AUTHOR=Nabity Scott A. , Mponda Kelvin , Gutreuter Steve , Surie Diya , Williams Anne , Sharma Andrea J. , Schnaubelt Elizabeth R. , Marshall Rebekah E. , Kirking Hannah L. , Zimba Suzgo B. , Sunguti Joram L. , Chisuwo Laphiod , Chiwaula Mabvuto J. , Gregory Jesse F. , da Silva Robin , Odo Michael , Jahn Andreas , Kalua Thokozani , Nyirenda Rose , Girma Belaineh , Mpunga James , Buono Nicole , Maida Alice , Kim Evelyn J. , Gunde Laurence J. , Mekonnen Tigest F. , Auld Andrew F. , Muula Adamson S. , Oeltmann John E. TITLE=Protocol for a Case-Control Study to Investigate the Association of Pellagra With Isoniazid Exposure During Tuberculosis Preventive Treatment Scale-Up in Malawi JOURNAL=Frontiers in Public Health VOLUME=8 YEAR=2020 URL=https://www.frontiersin.org/journals/public-health/articles/10.3389/fpubh.2020.551308 DOI=10.3389/fpubh.2020.551308 ISSN=2296-2565 ABSTRACT=

Background: Pellagra is caused by niacin (vitamin B3) deficiency and manifested by a distinctive dermatitis. Isoniazid is critical for treating tuberculosis globally and is a component of most regimens to prevent tuberculosis. Isoniazid may contribute to pellagra by disrupting intracellular niacin synthesis. In 2017, Malawian clinicians recognized a high incidence of pellagra-like rashes after scale-up of isoniazid preventive treatment (IPT) to people living with HIV (PLHIV). This increase in pellagra incidence among PLHIV coincided with a seasonal period of sustained food insecurity in the region, which obscured epidemiological interpretations. Although isoniazid has been implicated as a secondary cause of pellagra for decades, no hypothesis-driven epidemiological study has assessed this relationship in a population exposed to isoniazid. We developed this case-control protocol to assess the association between large-scale isoniazid distribution and pellagra in Malawi.

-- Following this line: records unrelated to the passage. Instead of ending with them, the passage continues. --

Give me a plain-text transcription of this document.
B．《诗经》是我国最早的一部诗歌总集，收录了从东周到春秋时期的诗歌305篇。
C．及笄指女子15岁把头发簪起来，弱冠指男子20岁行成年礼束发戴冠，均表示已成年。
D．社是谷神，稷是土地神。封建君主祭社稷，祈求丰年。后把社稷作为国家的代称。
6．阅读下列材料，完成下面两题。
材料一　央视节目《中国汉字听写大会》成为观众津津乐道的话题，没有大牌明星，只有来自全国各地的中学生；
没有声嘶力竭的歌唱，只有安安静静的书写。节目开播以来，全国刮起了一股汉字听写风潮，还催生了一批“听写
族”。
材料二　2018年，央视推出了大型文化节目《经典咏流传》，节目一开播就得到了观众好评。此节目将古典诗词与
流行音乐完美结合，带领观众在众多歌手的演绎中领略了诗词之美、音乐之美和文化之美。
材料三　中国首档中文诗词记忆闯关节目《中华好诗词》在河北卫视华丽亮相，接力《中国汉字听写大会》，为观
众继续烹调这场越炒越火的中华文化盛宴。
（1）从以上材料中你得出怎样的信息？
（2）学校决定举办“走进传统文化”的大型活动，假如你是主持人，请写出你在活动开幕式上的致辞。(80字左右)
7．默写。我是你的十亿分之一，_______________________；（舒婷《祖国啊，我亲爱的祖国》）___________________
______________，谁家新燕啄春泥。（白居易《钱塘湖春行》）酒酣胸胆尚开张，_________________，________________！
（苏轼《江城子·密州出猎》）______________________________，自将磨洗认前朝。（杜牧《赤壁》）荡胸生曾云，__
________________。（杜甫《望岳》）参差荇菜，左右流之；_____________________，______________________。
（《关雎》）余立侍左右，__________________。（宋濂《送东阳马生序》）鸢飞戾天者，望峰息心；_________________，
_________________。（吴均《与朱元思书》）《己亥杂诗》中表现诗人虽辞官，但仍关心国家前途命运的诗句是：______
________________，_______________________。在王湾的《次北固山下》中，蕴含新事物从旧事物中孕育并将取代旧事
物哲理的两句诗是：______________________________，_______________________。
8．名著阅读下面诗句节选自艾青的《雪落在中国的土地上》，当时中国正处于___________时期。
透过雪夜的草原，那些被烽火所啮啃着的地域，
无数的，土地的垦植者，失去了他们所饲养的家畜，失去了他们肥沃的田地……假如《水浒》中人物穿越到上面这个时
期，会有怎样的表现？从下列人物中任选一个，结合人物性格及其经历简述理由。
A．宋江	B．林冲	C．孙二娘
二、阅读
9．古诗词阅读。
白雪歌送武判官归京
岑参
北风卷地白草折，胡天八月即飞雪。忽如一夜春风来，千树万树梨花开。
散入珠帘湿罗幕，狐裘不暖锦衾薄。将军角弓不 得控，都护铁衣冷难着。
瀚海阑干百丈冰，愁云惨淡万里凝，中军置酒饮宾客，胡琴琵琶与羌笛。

Methods: We measure the relative odds of having pellagra among isoniazid-exposed people compared to those without exposure while controlling for other pellagra risk factors. Secondary aims include measuring time from isoniazid initiation to onset of dermatitis, comparing niacin metabolites 1-methylnicotinamide (1-MN), and l-methyl-2-pyridone-5-carboxamide (2-PYR) in urine as a proxy for total body niacin status among subpopulations, and describing clinical outcomes after 30-days multi-B vitamin (containing 300 mg nicotinamide daily) therapy and isoniazid cessation (if exposed). We aim to enroll 197 participants with pellagra and 788 age- and sex-matched controls (1:4 ratio) presenting at three dermatology clinics. Four randomly selected community clinics within 3–25 km of designated dermatology clinics will refer persons with pellagra-like symptoms to one of the study enrollment sites for diagnosis. Trained study dermatologists will conduct a detailed exposure questionnaire and perform anthropometric measurements. A subset of enrollees will provide a casual urine specimen for niacin metabolites quantification and/or point-of-care isoniazid detection to confirm whether participants recently ingested isoniazid. We will use conditional logistic regression, matching age and sex, to estimate odds ratios for the primary study aim.

Discussion: The results of this study will inform the programmatic scale-up of isoniazid-containing regimens to prevent tuberculosis.